Meisterausbildung im Handwerk

Ein Erfahrungsbericht aus der Teilzeitausbildung im Bereich Energie- und Gebäudetechnik
- im etz-Stuttgart / Handwerkskammer Region Stuttgart -

Lerninhalt


In den 3 Jahren werden 38 Themenbereiche erlernt und taucht ein in die Welt der Energie- und Gebäudetechnik sowie in die Normung.

Die Themen ...

1. KNX
2. Beleuchtungstechnik
3. Notbeleuchtung
4. Blitz- & Überspannungsschutz
5. Motorentechnik
6. Warmwassertechnik
7. Brandschutz
8. Transformatoren
9. Schutzmaßnahmen
10. VPS/SPS – LOGO!
11. Klimatechnik
12. Heizungstechnik (NSH)
13. TAB (NAV) – EnBW
14. digitalSTROM
15. PV-Anlagen
16. EMV
17. Kompensation
18. Empfangstechnik
19. Alarmtechnik
20. Prüfungen (VDE – 0100-600 / 701/702 / 0113)
21. Leitungsbrechnung
22. Kommunikation
23. Auftragsabwicklung (Organisation)
24. Betriebsführung
25. VOB
26. Projektierung
27. Klausur (Anschreiben, Rechnung, Angebot und Dokumentation)
28. Wärmepumpen
29. Schaltplanerstellung (Symbole, Blitzschutz, Elcom, usw.)
30. Grundlagen
31. Betriebsorganisation
32. VDE
33. VDE 0113
34. Ringleitungen
35. Kurzschlussschutz
36. Siedle 6+n
37. BGV
38. Bauvorschriften / Landesbauordnungen

Zeit


Jede freie Minute wird in den 3 Jahren für das Ziel - Meister - investiert, dies muss einem klar sein.

In der Woche sollte man ca. 3-4 Tage für die Meisterausbildung reservieren. 2 Tage für den Unterricht, 1 Tag für die Lerngruppe und einen für das Selbstlernen.

Vor der Prüfungszeit werden ca. 4-8 Wochen Vorbereitungszeit benötigt. Dazu ist ein freier Kopf von Vorteil, da man nur mit dem Lernen beschäftigt ist. Der Urlaub muss für die Vorbereitungszeit investiert werden.

In der Prüfungszeit, die sich ca. 1-3 Monate hinzieht, bereitet man sich speziell auf jede Prüfung vor.
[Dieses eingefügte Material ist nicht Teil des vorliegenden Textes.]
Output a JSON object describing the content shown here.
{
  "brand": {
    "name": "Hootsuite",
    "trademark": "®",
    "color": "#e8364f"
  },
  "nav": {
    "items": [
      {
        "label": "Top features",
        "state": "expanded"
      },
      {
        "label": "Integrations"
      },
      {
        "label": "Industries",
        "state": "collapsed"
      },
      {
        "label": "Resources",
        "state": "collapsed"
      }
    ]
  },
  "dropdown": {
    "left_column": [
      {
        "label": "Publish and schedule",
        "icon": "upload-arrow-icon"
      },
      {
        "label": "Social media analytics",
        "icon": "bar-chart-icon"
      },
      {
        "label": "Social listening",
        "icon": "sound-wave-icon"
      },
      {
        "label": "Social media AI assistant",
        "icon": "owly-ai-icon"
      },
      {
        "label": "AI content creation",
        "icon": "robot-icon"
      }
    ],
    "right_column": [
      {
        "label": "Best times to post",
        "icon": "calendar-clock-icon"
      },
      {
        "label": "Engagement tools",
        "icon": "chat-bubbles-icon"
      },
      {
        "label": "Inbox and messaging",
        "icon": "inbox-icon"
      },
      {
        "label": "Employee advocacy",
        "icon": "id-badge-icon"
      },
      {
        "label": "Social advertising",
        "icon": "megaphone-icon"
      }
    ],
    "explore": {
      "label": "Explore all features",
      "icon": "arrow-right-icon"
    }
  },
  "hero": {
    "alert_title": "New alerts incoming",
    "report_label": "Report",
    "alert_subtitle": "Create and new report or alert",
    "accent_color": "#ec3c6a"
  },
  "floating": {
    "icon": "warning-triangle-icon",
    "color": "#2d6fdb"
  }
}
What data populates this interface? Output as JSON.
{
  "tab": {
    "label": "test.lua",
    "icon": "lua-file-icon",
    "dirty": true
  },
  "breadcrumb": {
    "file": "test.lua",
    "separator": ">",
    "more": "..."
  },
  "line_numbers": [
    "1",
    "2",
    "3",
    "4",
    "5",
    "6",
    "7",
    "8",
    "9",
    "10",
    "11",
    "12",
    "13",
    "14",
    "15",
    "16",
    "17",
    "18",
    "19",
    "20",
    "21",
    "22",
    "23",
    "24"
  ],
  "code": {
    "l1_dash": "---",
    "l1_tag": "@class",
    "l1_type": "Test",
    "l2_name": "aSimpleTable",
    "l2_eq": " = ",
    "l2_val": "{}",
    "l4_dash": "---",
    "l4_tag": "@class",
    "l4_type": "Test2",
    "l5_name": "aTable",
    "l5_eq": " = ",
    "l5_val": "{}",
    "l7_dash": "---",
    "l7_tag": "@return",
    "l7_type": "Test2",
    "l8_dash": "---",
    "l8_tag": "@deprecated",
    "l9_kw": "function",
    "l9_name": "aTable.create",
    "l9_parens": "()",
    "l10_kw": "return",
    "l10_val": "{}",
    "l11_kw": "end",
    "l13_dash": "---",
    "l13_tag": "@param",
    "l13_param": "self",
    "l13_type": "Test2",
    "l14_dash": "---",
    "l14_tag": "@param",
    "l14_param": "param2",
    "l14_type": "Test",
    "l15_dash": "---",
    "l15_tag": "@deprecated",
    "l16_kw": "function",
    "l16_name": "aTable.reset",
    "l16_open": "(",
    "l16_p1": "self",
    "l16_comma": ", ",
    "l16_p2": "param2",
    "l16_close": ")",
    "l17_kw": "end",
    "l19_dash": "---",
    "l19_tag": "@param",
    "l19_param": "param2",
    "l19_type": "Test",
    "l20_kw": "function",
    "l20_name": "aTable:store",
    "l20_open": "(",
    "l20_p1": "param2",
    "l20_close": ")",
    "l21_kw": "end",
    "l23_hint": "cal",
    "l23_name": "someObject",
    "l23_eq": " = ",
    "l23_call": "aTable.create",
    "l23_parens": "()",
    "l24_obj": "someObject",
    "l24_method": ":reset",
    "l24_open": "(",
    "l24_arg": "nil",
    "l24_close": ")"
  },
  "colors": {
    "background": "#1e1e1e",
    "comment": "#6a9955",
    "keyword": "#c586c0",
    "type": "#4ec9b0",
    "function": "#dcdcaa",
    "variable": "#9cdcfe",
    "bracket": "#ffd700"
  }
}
Insgesamt wird für die Meisterausbildung ca. 4-5 Monate Urlaub benötigt.

die Prüfungen
- Elektro- & Sicherheitstechnik (4 Stunden)
- Betriebsorganisation und Betriebsführung (2 Stunden)
- Auftragsabwicklung (2 Stunden)
- Meisterprüfungsprojekt (12 Stunden)
- Situationsaufgabe SE (3 Stunden)
- Meisterprüfungsprojekt (praktisch) (4 Stunden + 2,5 Tage)
- Situationsaufgabe KS (3 Stunden)
- Fachgespräch

Kosten


Ausgaben nach Kategorien
Förderung der Meisterausbildung

Die Kosten der Meisterausbildung setzen sich aus dem Meisterstück, Bildungsträger, Literatur, VDE und sonstige Kosten zusammen.

Es gibt verschiedene Möglichkeiten durch den Meister-BAföG eine Unterstützung zu erhalten. Aber auch die Ausbildungsförderung und durch die Einkommenssteuer wird der Meisterschüler entlastet.

Zum Teil werden die Prüfungsgebühren erstattet oder bei Bestehen der Prüfungsmaßnahme wird auch ein Teil des KfW-Darlehen erstattet.

Fazit: Die Kosten sind auf 3 Jahre in einer Teilzeitausbildung verteilt und mit einer Ansparung gut zu meistern.